Pero una vez se la había llevado a Managua, el coronel ya no volvió a mencionar los concursos de belleza. Lo único que sentía por Amelita era lujuria. Una buena palabra, lujuria. Jack no recordaba si la había utilizado alguna vez, pero no le costó nada imaginarse al coronel, el muy hijo de puta, lujurioso. Le añadió unos veinte kilos para la escena de cama: el coronel quitándose el uniforme lleno de medallas, con el vientre colgando, mirando viciosamente a Amelita, que se cubría en la cama. Jack le vio desgarrar el camisón por delante, liberando sus pechos perfectos…

– ¿Me está escuchando? -dijo la hermana Lucy.

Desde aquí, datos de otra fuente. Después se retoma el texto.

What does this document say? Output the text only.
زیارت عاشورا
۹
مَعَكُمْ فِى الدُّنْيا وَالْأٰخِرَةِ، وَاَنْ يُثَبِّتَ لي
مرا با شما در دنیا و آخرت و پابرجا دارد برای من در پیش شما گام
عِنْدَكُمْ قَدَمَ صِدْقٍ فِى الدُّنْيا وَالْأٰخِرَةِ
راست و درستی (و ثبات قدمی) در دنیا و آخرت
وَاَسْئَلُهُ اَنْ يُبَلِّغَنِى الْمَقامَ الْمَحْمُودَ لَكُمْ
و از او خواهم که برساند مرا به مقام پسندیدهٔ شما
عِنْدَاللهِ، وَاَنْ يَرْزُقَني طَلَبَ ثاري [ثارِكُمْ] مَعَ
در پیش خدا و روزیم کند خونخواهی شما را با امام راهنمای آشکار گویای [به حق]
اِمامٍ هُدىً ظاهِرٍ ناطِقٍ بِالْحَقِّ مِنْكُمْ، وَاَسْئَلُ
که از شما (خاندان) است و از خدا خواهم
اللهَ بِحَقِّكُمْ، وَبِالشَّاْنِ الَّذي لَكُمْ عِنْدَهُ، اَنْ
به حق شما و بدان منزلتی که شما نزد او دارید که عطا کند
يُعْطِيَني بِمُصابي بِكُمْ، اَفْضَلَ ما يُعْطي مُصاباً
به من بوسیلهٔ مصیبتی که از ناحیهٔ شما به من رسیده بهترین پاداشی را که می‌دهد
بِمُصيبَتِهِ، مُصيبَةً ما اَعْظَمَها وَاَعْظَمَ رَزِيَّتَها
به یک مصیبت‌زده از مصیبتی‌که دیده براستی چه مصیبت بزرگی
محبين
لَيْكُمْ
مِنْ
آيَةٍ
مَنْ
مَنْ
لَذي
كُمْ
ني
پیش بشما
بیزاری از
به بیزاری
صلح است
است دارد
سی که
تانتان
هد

– Palabra por palabra. ¿Y luego qué?

Y luego, cuando los rebeldes llegaron a Managua, el coronel se fue a Miami y Amelita volvió a casa, segura por el momento.

La parte siguiente se acercaba más al tiempo presente, pero era más difícil de seguir, ya que la hermana Lucy hablaba de la situación política de allá abajo como si él supiese de qué iba. Resultaba confuso, porque quienes habían gobernado antes, según parecía, eran ahora los rebeldes, los contras, y quienes habían empezado la revolución en los años setenta eran ahora los que llevaban el país.

Hasta ahí lo entendía. Pero ¿quiénes eran los buenos y quiénes eran los malos?

Mientras seguía intentando descubrirlo, la hermana Lucy explicó que el coronel volvió a Nicaragua como comandante de la guerrilla en el norte, apareció en busca de Amelita en la oscuridad de la noche y se la llevó a las montañas.

Una cosa sí tenía el coronel, que nunca abandonaba.

– A lo mejor le gustaba de verdad -dijo Jack, reservándose su juicio porque todavía no estaba seguro de en qué lado estaba el coronel, quitándole incluso los kilos de más que le había puesto. Recibió una mirada de la hermana Lucy. «Tío, qué mirada tan dura»-. O le llevaba su lujuria incombustible -añadió Jack-. Eso es más probable, ¿no? Una lujuria que no conocía fronteras.

– ¿Ha terminado? -dijo ella. Le sonó como cuando Leo usaba aquel tono tan seco. Le dijo que sí, que había terminado, y ella dijo «Bien». Era una nueva experiencia, la sensación de que podía decirle lo que quisiera a una monja, mira por dónde, y ella lo entendería porque estaba preparada -podía advertirlo en sus ojos- y no se iba a sentir sorprendida ni ofendida. Él había estado en la cárcel, pero aquella dama había estado en la guerra.

Llegaron a cuando Amelita descubrió que tenía la enfermedad de Hansen. Entonces todavía estaba en las montañas con el coronel. Empezaron a aparecerle manchas de color marrón en los brazos y en la cara. Se llevó un susto de muerte. Un médico del campamento diagnosticó la enfermedad y le dijo al coronel que Amelita tendría que ir al hospital de la Sagrada Familia inmediatamente, aquel mismo día, para empezar un tratamiento a base de sulfonas. No había pérdida de sensibilidad, por lo que podrían detener la enfermedad en su inicio, y el doctor confiaba en que no llegaría a desfigurarse.